What a year it has been for spiders’ webs. In the sunshine after rain they glisten in all their precision engineering as I observe them through our windows, back and front. Mrs Llew, who yelps at the sight of a spider indoors and forces me into the moral choice between murdering the spider or rescuing her, has grown attached to one of these creatures. She calls it Fred – perhaps we should give friendly names to all our phobias – to the point that, as s/he, the spider in this case, rests still for hours beyond our French windows and beneath the climbing rose, we leave it be.
But Mrs Llew likes clean windows and our windows are anything but clean and in our front garden there is a city of Freds, their shining nets spreading from dahlia to Rugosa rose bushes with their lovely, lush, apple-like hips and down to the stray, wild coltsfoot. Well, those wonderful spider structures are no more, because I hobbled out this afternoon to clean the windows.

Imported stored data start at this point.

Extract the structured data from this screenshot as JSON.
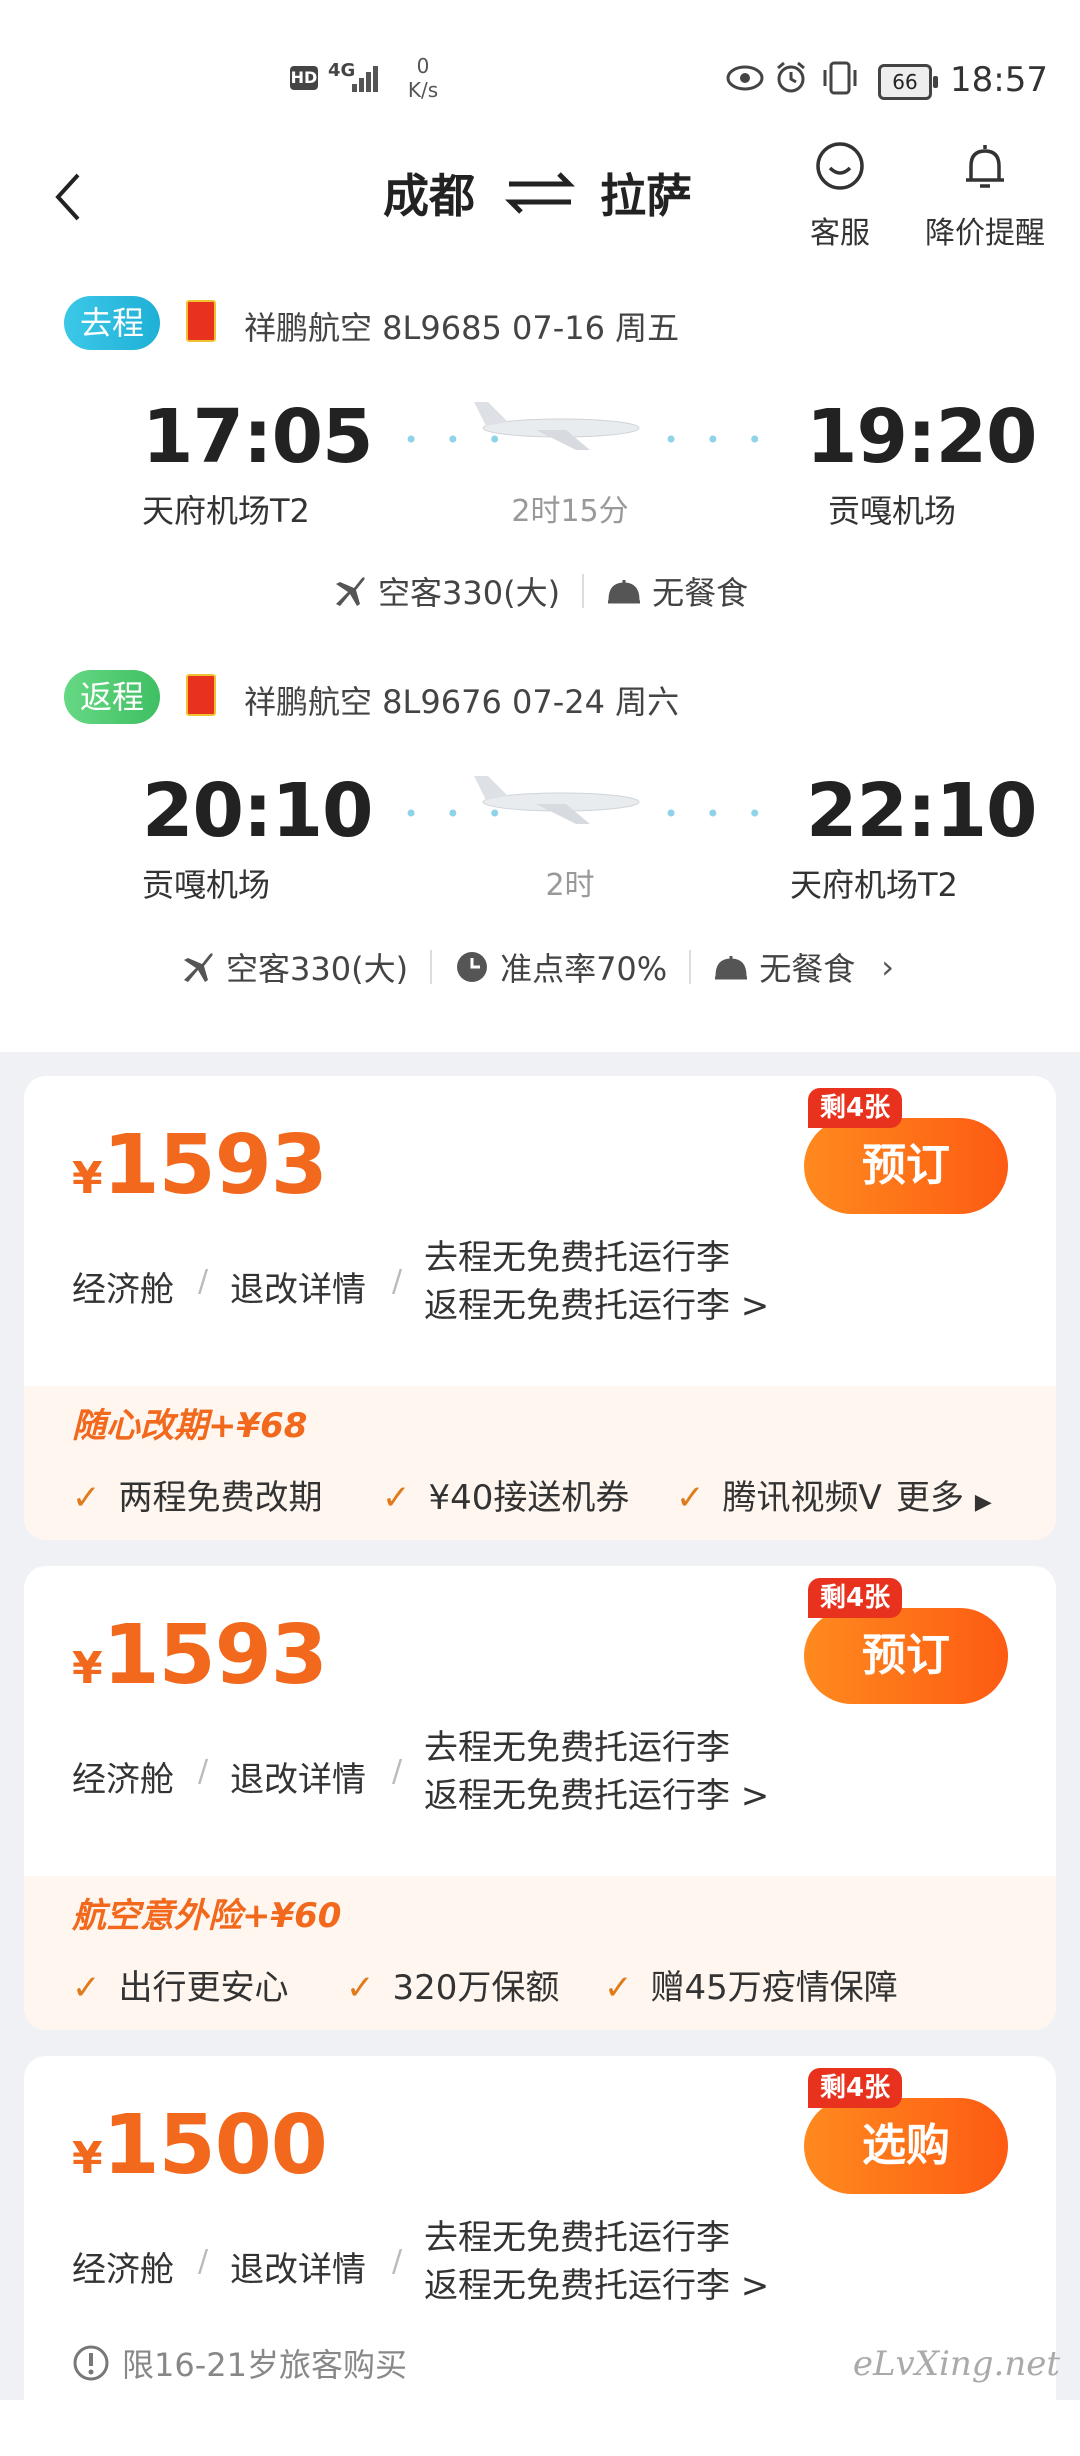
{
  "status_bar": {
    "network": "4G",
    "hd": "HD",
    "speed_value": "0",
    "speed_unit": "K/s",
    "battery": "66",
    "time": "18:57"
  },
  "header": {
    "origin": "成都",
    "destination": "拉萨",
    "service_label": "客服",
    "price_alert_label": "降价提醒"
  },
  "outbound": {
    "tag": "去程",
    "airline": "祥鹏航空 8L9685  07-16 周五",
    "dep_time": "17:05",
    "dep_airport": "天府机场T2",
    "duration": "2时15分",
    "arr_time": "19:20",
    "arr_airport": "贡嘎机场",
    "aircraft": "空客330(大)",
    "meal": "无餐食"
  },
  "return": {
    "tag": "返程",
    "airline": "祥鹏航空 8L9676  07-24 周六",
    "dep_time": "20:10",
    "dep_airport": "贡嘎机场",
    "duration": "2时",
    "arr_time": "22:10",
    "arr_airport": "天府机场T2",
    "aircraft": "空客330(大)",
    "ontime": "准点率70%",
    "meal": "无餐食"
  },
  "cards": [
    {
      "currency": "¥",
      "price": "1593",
      "remaining": "剩4张",
      "button": "预订",
      "cabin": "经济舱",
      "refund": "退改详情",
      "bag_out": "去程无免费托运行李",
      "bag_ret": "返程无免费托运行李 >",
      "promo_title": "随心改期+¥68",
      "promo_items": [
        "两程免费改期",
        "¥40接送机券",
        "腾讯视频V"
      ],
      "more": "更多"
    },
    {
      "currency": "¥",
      "price": "1593",
      "remaining": "剩4张",
      "button": "预订",
      "cabin": "经济舱",
      "refund": "退改详情",
      "bag_out": "去程无免费托运行李",
      "bag_ret": "返程无免费托运行李 >",
      "promo_title": "航空意外险+¥60",
      "promo_items": [
        "出行更安心",
        "320万保额",
        "赠45万疫情保障"
      ]
    },
    {
      "currency": "¥",
      "price": "1500",
      "remaining": "剩4张",
      "button": "选购",
      "cabin": "经济舱",
      "refund": "退改详情",
      "bag_out": "去程无免费托运行李",
      "bag_ret": "返程无免费托运行李 >",
      "note": "限16-21岁旅客购买"
    }
  ],
  "watermark": "eLvXing.net",
  "colors": {
    "accent_orange": "#f2681c",
    "outbound_tag": "#2bbfe0",
    "return_tag": "#5cd07a",
    "remain_badge": "#e8321e"
  }
}
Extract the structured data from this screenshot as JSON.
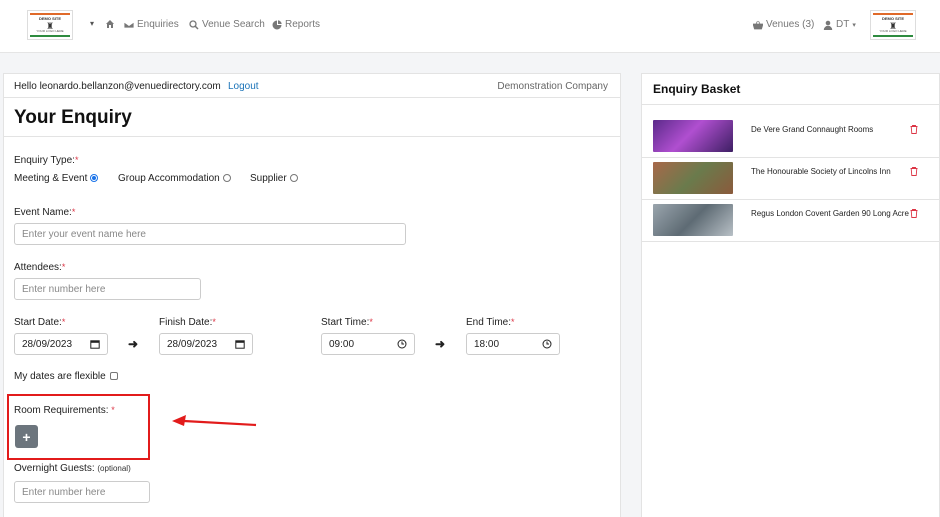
{
  "header": {
    "logo_top": "DEMO SITE",
    "logo_bottom": "YOUR LOGO HERE",
    "nav": [
      {
        "label": "Enquiries",
        "icon": "envelope-icon"
      },
      {
        "label": "Venue Search",
        "icon": "search-icon"
      },
      {
        "label": "Reports",
        "icon": "pie-chart-icon"
      }
    ],
    "venues_label": "Venues (3)",
    "user_initials": "DT"
  },
  "session": {
    "greeting": "Hello leonardo.bellanzon@venuedirectory.com",
    "logout": "Logout",
    "company": "Demonstration Company"
  },
  "form": {
    "title": "Your Enquiry",
    "enquiry_type_label": "Enquiry Type:",
    "types": [
      {
        "label": "Meeting & Event",
        "selected": true
      },
      {
        "label": "Group Accommodation",
        "selected": false
      },
      {
        "label": "Supplier",
        "selected": false
      }
    ],
    "event_name_label": "Event Name:",
    "event_name_placeholder": "Enter your event name here",
    "attendees_label": "Attendees:",
    "attendees_placeholder": "Enter number here",
    "start_date_label": "Start Date:",
    "start_date_value": "28/09/2023",
    "finish_date_label": "Finish Date:",
    "finish_date_value": "28/09/2023",
    "start_time_label": "Start Time:",
    "start_time_value": "09:00",
    "end_time_label": "End Time:",
    "end_time_value": "18:00",
    "flexible_label": "My dates are flexible",
    "room_req_label": "Room Requirements:",
    "overnight_label": "Overnight Guests:",
    "optional": "(optional)",
    "overnight_placeholder": "Enter number here",
    "required_mark": "*",
    "add_symbol": "+"
  },
  "basket": {
    "title": "Enquiry Basket",
    "items": [
      {
        "name": "De Vere Grand Connaught Rooms",
        "thumb_color": "#8a3fb3"
      },
      {
        "name": "The Honourable Society of Lincolns Inn",
        "thumb_color": "#8b5a3c"
      },
      {
        "name": "Regus London Covent Garden 90 Long Acre",
        "thumb_color": "#7d8a93"
      }
    ]
  },
  "colors": {
    "accent": "#1a73b8",
    "required": "#dc3545",
    "highlight": "#e21b1b"
  }
}
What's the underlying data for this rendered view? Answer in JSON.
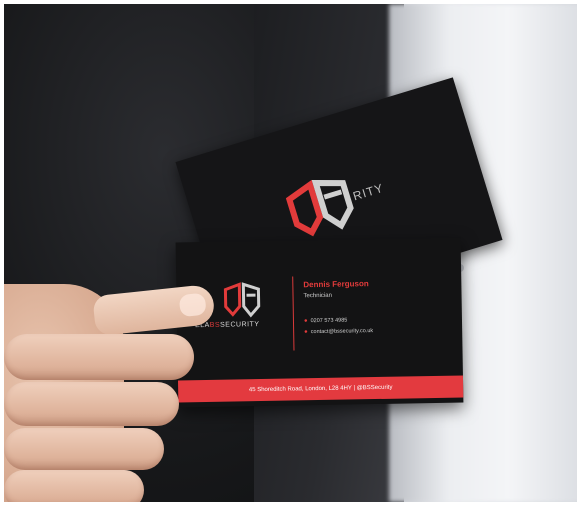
{
  "photo": {
    "subject": "",
    "colors": {
      "accent": "#e33a3f",
      "card": "#131314",
      "suit": "#1c1c1e",
      "shirt": "#eceef1",
      "skin": "#e2b9a2"
    }
  },
  "card_back": {
    "brand_text": "RITY"
  },
  "card_front": {
    "brand_prefix": "ELA",
    "brand_highlight": "BS",
    "brand_suffix": "SECURITY",
    "name": "Dennis Ferguson",
    "role": "Technician",
    "phone": "0207 573 4985",
    "email": "contact@bssecurity.co.uk",
    "address_bar": "45 Shoreditch Road, London, L28 4HY | @BSSecurity"
  }
}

My granddaughter will be unhappy about this because on successive visits she has traced the development of these webs and one of their creators in particular, though that one has no name.
Happily, as my Squeegy broke their webs, the spiders slipped with great agility out of the way and I’m hopeful that they will have rebuilt their beautiful, lethal nets by tomorrow.
Weird isn’t it? Beauty, destruction, restoration, more killing. And the new webs will glisten in the Autumn sun. And we go on with our lives and loves and failures, and faith that all will be well.
Footnote: we have a natty gadget which traps and saves spiders whole with a mini vacuum. Trouble is that sometimes there is no time to fetch it.